Since 2009, the National Deaf Life Museum has created exhibits about Gallaudet University and deaf history and culture in the U.S. more broadly. The museum's information about the Gallaudet community includes campus traditions such as the rat funeral carried out by freshmen and significant coverage of the 1988 Deaf President Now protests. Many of the exhibits created by the museum have an online component.

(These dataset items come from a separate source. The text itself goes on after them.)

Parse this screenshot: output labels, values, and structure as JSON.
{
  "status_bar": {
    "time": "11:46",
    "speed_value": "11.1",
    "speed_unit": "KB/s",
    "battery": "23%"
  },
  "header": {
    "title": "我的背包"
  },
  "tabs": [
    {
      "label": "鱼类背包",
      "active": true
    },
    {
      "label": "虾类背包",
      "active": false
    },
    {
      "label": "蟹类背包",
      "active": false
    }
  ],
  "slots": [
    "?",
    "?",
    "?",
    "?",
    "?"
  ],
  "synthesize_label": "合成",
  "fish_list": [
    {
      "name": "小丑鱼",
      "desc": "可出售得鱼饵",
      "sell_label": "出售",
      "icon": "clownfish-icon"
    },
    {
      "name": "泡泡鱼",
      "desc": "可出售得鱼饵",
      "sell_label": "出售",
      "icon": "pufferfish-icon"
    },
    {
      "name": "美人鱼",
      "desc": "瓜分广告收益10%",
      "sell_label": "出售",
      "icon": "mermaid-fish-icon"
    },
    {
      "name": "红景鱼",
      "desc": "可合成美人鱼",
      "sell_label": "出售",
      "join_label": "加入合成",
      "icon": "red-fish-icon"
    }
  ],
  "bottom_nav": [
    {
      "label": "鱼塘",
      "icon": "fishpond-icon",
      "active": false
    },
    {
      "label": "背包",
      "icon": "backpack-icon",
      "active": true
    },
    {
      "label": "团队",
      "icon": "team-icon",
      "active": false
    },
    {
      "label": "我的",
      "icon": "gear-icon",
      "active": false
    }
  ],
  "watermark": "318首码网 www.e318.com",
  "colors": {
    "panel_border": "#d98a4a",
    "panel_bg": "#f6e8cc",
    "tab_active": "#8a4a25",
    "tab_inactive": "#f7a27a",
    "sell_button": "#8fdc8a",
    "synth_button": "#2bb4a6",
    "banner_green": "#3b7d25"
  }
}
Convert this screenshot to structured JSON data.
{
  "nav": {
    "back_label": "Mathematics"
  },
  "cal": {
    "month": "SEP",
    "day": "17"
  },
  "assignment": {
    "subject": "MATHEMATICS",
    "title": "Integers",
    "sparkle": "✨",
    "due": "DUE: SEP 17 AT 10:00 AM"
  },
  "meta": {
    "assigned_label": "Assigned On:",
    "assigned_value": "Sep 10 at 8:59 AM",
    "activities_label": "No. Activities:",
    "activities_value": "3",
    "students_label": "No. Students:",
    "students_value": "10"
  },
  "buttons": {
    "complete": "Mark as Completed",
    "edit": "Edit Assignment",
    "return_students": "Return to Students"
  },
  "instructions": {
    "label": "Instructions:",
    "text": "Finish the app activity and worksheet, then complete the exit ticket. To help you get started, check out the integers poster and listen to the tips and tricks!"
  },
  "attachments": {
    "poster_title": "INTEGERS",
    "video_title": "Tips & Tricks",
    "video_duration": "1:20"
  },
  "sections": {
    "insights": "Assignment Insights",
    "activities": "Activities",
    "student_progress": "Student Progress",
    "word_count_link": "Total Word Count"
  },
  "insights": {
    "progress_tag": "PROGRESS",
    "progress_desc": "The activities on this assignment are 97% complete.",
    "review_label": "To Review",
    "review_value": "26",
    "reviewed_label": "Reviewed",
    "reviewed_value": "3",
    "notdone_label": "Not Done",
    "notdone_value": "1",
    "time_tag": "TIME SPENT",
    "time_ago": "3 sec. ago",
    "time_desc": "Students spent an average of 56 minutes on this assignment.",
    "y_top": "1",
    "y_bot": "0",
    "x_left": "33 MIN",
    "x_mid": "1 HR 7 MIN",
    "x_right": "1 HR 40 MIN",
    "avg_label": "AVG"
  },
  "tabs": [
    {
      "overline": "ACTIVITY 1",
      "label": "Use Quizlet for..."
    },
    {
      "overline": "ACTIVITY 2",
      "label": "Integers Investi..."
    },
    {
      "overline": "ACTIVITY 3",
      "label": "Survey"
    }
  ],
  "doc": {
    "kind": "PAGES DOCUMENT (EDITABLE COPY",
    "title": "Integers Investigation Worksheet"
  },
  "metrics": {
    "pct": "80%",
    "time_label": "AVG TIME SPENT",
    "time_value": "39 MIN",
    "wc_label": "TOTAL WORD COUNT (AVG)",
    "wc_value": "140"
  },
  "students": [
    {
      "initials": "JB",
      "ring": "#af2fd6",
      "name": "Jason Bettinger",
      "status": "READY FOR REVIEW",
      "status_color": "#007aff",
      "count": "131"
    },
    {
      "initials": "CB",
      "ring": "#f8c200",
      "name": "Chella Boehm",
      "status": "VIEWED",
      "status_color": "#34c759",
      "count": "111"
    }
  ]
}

A selection of exhibits includes:
- Olof Hanson, Conspicuous Leader, 1862–1933, featuring an overview of the life of deaf architect, advocate, and clergyman Olof Hanson
- Making a Difference: Deaf Peace Corps Volunteers, telling the stories of deaf people who served in the Peace Corps
- Then and Now, showing the Gallaudet campus in its early days as compared with the 2010s
- Andrew J. Foster: Missionary, Educator, and Advocate, focusing on the first Black deaf student to graduate from Gallaudet after the Civil Rights movement, Andrew Jackson Foster
- Deaf HERstory, focusing on deaf women's lives, education, and activism
- The Life of Robert Panara, '45 & H-'86, a traveling exhibit from the National Technical Institute for the Deaf highlighting NTID's cofounder, Robert Panara
- Deaf Difference + Space Survival, sharing the story of the Gallaudet Eleven, who contributed to NASA's Space Race studies of motion sickness and weightlessness
- We are Equal: The National Fraternal Society of the Deaf, sharing the history of the National Fraternal Society for the Deaf
- Language, Culture, Communities: 200 Years of Impact by the American School for the Deaf, a traveling exhibit about the American School for the Deaf
- History Through Deaf Eyes, part of Gallaudet's "Deaf Eyes" project including a 90-minute documentary and book of photographs
- Gallaudet at 150 and Beyond, recognizing the university's sesquicentennial celebration

Prior to the COVID-19 pandemic, the museum received roughly 8,000 visitors per year.